Each kind has its own keepRecent budget. Setting toolResultsNumToKeep: 1 keeps the most recent of each category (1 tool + 1 media + 1 nested-media), not 1 entry total across the combined list.

mimeType values surfaced from MCP tool servers are passed through sanitizeMimeForPlaceholder before being embedded in any placeholder string. The slimmer and microcompact share this helper.

Layer 4: configuration (config/config.ts)

One new field under chatCompression settings:

json
{
  "chatCompression": {
    "contextPercentageThreshold": 0.7,
    "imageTokenEstimate": 1600
  }
}

Plus an env override for ops/debug: QWEN_IMAGE_TOKEN_ESTIMATE.

Key Design Decisions

Decision 1: imageTokenEstimate = 1600. Qwen-VL family caps at 1,280 visual tokens per image without vl_high_resolution_images; with that flag, up to 16,384. 1,600 is a conservative middle ground biased slightly high — overestimating leads to earlier compaction (safe), underestimating leads to late compaction (unsafe).
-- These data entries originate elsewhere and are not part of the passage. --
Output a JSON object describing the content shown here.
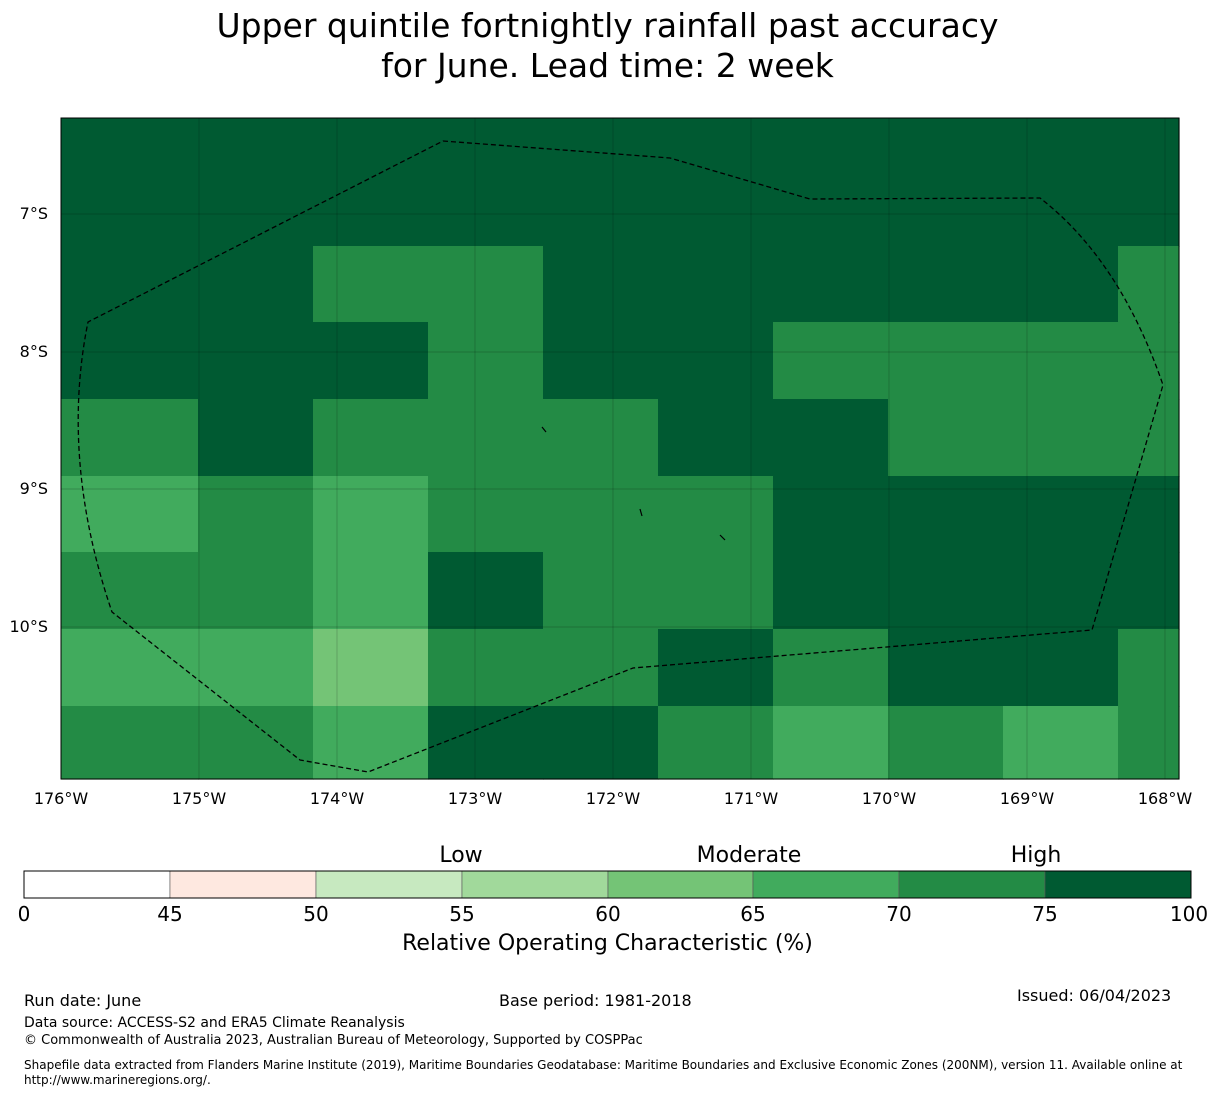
{
  "title": {
    "line1": "Upper quintile fortnightly rainfall past accuracy",
    "line2": "for June. Lead time: 2 week"
  },
  "map": {
    "lat_labels": [
      "7°S",
      "8°S",
      "9°S",
      "10°S"
    ],
    "lon_labels": [
      "176°W",
      "175°W",
      "174°W",
      "173°W",
      "172°W",
      "171°W",
      "170°W",
      "169°W",
      "168°W"
    ],
    "category_colors": [
      "#ffffff",
      "#fee8e0",
      "#c7e9c0",
      "#a1d99b",
      "#74c476",
      "#41ab5d",
      "#238b45",
      "#005a32"
    ],
    "grid_categories": [
      [
        7,
        7,
        7,
        7,
        7,
        7,
        7,
        7,
        7,
        7
      ],
      [
        7,
        7,
        6,
        6,
        7,
        7,
        7,
        7,
        7,
        6
      ],
      [
        7,
        7,
        7,
        6,
        7,
        7,
        6,
        6,
        6,
        6
      ],
      [
        6,
        7,
        6,
        6,
        6,
        7,
        7,
        6,
        6,
        6
      ],
      [
        5,
        6,
        5,
        6,
        6,
        6,
        7,
        7,
        7,
        7
      ],
      [
        6,
        6,
        5,
        7,
        6,
        6,
        7,
        7,
        7,
        7
      ],
      [
        5,
        5,
        4,
        6,
        6,
        7,
        6,
        7,
        7,
        6
      ],
      [
        6,
        6,
        5,
        7,
        7,
        6,
        5,
        6,
        5,
        6
      ]
    ]
  },
  "colorbar": {
    "words": [
      "Low",
      "Moderate",
      "High"
    ],
    "ticks": [
      "0",
      "45",
      "50",
      "55",
      "60",
      "65",
      "70",
      "75",
      "100"
    ],
    "colors": [
      "#ffffff",
      "#fee8e0",
      "#c7e9c0",
      "#a1d99b",
      "#74c476",
      "#41ab5d",
      "#238b45",
      "#005a32"
    ],
    "label": "Relative Operating Characteristic (%)"
  },
  "footer": {
    "run_date": "Run date: June",
    "base_period": "Base period: 1981-2018",
    "issued": "Issued: 06/04/2023",
    "data_source": "Data source: ACCESS-S2 and ERA5 Climate Reanalysis",
    "copyright": "© Commonwealth of Australia 2023, Australian Bureau of Meteorology, Supported by COSPPac",
    "shapefile": "Shapefile data extracted from Flanders Marine Institute (2019), Maritime Boundaries Geodatabase: Maritime Boundaries and Exclusive Economic Zones (200NM), version 11. Available online at http://www.marineregions.org/."
  }
}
For non-VL models (Qwen3-Coder, the qwen-code default) the constant only matters for token-estimation correctness, since images do not reach the model anyway.

Decision 2: Strip the slimmed copy, not the live history. slimCompactionInput returns a fresh array; the chat history stored in GeminiChat is untouched. Local persistence (.chats/<sessionId>.jsonl) keeps the full conversation as the user experienced it, so --resume works without loss.

Decision 3: Microcompact treats images uniformly with old tool results. The time-based idle trigger already clears stale tool output; extending it to inline images keeps the policy consistent and reuses the existing keepRecent window.

Decision 4: No paste-store / no text externalization. See Out-of-scope section. Upstream consensus (claude-code 2026-03 → 2026-05) is to keep verbatim user input visible and amortize via prompt caching, not externalize.

Files Affected

New files

  • packages/core/src/services/compactionInputSlimming.ts
  • packages/core/src/services/compactionInputSlimming.test.ts

Modified files

  • packages/core/src/config/config.ts — extend ChatCompressionSettings
  • packages/core/src/services/chatCompressionService.ts — call slimming before runSideQuery; replace char-count helper; precompute charCounts once for splitter + guard
  • packages/core/src/services/chatCompressionService.test.ts — add a wire-up test asserting base64 never reaches the summary model
  • packages/core/src/services/microcompaction/microcompact.ts — extend collection to inline images
  • packages/core/src/services/microcompaction/microcompact.test.ts — test image clearing

Scope Boundaries

In scope

  • Strip inline media from compaction input
  • Fix findCompressSplitPoint char estimation
  • Microcompact image part cleanup on the idle trigger
  • One setting + env override

Deferred

  • Large-paste externalization (see Out-of-scope above)
  • Reinflation tool (read_paste(hash) etc.)
  • Persistence-layer dedup
  • /context paste breakdown
  • Telemetry events for slim stats

Open Questions

  1. Should the placeholder text include a hash to allow future reinflation? Today we emit just [image: image/png]. If/when a read_paste-style tool lands, we may want an ID. For now the placeholder is informational; the original image still exists in the live history and persistence.
  2. imageTokenEstimate = 1600 correct for non-Qwen-VL models served via Anthropic / OpenAI proxies? Likely a slight under-estimate for Claude (where images can be up to ~5K tokens) but harmless: it only affects the split-point heuristic, never the actual prompt the user-facing model sees.
  3. MIN_COMPRESSION_FRACTION gate is computed on pre-slim char counts. An image-heavy slice can pass the 5% threshold (because images count as ~6,400 chars each in the estimator) and then shrink to [image: …] placeholders post-slim. The summary model then receives almost no textual context. This is intentional for now: the summary's job is to record "user shared an image of X" even when most of the slice was visual, and the gate's purpose is "is there enough to be worth summarizing" — which images reasonably satisfy. If quality regresses we can revisit by either re-checking post-slim or biasing the gate on imagesStripped proportion.